After a long wait, she finally found a Japanese film company to finance the movie, which was completed and went on to be a box office hit in both Hong Kong and Japan. The experience was a hard lesson that the life of being a director was not just about red carpet award presentations and cocktails at the Cannes film festival. 'That is life: I did not take it as a nightmare but as a challenge. As a director, you always have to find investors to support your project,'' she said.

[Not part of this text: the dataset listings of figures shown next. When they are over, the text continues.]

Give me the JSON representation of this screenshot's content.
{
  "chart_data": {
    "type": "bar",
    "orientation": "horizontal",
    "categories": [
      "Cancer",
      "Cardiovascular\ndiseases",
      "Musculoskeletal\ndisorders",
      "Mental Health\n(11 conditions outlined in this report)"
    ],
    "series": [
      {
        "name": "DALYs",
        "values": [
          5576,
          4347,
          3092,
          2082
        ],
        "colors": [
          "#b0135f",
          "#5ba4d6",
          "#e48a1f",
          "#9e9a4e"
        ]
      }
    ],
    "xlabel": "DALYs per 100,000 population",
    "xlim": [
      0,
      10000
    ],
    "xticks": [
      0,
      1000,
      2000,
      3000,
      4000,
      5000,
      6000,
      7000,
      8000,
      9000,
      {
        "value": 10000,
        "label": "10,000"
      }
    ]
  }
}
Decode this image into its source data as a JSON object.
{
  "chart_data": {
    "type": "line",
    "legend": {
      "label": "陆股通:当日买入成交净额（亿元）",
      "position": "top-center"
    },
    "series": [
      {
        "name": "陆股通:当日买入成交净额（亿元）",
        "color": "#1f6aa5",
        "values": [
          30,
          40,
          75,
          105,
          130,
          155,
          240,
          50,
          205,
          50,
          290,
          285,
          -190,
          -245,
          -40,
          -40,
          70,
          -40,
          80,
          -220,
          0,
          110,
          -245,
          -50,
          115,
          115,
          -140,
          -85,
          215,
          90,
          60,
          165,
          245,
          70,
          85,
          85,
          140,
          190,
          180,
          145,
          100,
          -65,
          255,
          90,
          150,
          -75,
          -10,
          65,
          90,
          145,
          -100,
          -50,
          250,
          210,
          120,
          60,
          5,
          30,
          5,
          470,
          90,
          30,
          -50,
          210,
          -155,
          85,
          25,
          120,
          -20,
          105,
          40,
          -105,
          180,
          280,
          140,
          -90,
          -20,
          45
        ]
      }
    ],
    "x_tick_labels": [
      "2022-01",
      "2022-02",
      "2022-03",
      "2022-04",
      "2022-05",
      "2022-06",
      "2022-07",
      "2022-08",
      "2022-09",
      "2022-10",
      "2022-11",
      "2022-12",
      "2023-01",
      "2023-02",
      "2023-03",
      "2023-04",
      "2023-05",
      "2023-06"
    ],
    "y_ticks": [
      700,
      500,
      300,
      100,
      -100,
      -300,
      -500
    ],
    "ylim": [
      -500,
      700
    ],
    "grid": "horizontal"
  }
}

Cheung had quite an easy start in getting funding for her first film, Illegal Immigrant, in 1984. As a film student at the University of New York, her script was good enough to convince Mona Fong Yat-wah, the boss of Shaw Brothers, to give her HK$1 million to complete the movie for her thesis. Illegal Immigrant, based on the real life stories of her migrant friends, eventually won Shaw Brothers five times its investment: a return of HK$5 million at the box office. It also won Cheung the best director award at the Hong Kong Film Awards and ensured her smooth entry into Hong Kong's film industry.